Le second s’effectue sur le terrain de la représentation. En mettant en scène un casting essentiellement afro-américain et en plaçant l’expérience de cette communauté au cœur de sa mécanique narrative, la série s’inscrit dans le mouvement fictionnel contemporain visant à reconstruire une histoire des minorités en la tressant à des mythologies fantastiques, reliant l’excellente Watchmen aux plus dispensables Penny Dreadful: City of Angels ou The Terror : Infamy.
Le troisième consiste à renverser le partage lovecraftien de la monstruosité pour la projeter dans le corps dominant, celui d’une Amérique blanche désireuse d’écraser le corps noir quand elle ne peut pas l’ingurgiter. Majoritairement située en Nouvelle-Angleterre, théâtre de la plupart des récits de l’auteur, l’action superpose une topographie imaginaire à une géographie réelle pour remonter aux racines de l’horreur américaine, qu’elle soit fictionnelle (fantômes, vampires et maléfices) ou historique (esclavage, ségrégation et racisme).
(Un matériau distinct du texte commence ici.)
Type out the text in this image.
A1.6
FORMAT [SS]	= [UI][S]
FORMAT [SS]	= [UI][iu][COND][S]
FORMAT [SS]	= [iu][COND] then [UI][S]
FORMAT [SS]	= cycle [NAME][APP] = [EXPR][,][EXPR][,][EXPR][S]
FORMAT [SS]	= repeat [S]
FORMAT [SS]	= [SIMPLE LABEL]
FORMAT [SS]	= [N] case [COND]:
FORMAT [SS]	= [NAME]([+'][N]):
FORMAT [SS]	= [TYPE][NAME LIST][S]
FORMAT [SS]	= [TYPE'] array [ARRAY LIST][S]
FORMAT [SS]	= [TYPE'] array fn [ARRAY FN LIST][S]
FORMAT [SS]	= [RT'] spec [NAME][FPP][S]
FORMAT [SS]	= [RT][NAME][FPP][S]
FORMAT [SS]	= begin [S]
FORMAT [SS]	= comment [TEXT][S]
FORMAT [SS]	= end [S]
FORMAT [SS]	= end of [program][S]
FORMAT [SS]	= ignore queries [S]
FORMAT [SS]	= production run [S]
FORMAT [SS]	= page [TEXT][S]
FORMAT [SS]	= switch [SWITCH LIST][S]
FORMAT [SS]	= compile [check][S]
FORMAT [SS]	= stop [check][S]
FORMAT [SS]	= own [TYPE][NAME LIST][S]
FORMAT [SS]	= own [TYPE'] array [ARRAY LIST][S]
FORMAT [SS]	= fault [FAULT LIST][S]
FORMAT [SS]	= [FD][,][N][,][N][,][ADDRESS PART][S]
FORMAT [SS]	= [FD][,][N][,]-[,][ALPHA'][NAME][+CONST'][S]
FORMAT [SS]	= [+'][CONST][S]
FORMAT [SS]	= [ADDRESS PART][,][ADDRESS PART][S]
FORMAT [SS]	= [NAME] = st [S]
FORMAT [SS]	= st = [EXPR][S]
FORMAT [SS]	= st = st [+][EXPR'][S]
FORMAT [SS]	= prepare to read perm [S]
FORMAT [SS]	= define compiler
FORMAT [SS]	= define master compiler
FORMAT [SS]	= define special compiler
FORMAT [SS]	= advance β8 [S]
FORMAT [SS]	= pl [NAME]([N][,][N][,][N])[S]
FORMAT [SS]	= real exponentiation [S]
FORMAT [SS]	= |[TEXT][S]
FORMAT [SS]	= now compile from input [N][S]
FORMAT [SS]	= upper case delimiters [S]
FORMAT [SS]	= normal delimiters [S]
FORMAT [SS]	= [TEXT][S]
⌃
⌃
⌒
C’est sur sa forme que Lovecraft Country convainc un peu moins, lorsqu’elle saupoudre ses péripéties de tubes anachroniques et de touches comiques hétérogènes, ou qu’elle s’abandonne à des élans gore ou grand-guignol flirtant avec la série B. Couplée à des rouages scénaristiques parfois artificiels, cette désinvolture entame la charge politique de l’ouvrage, qu’on attendait plus cohérent et aiguisé.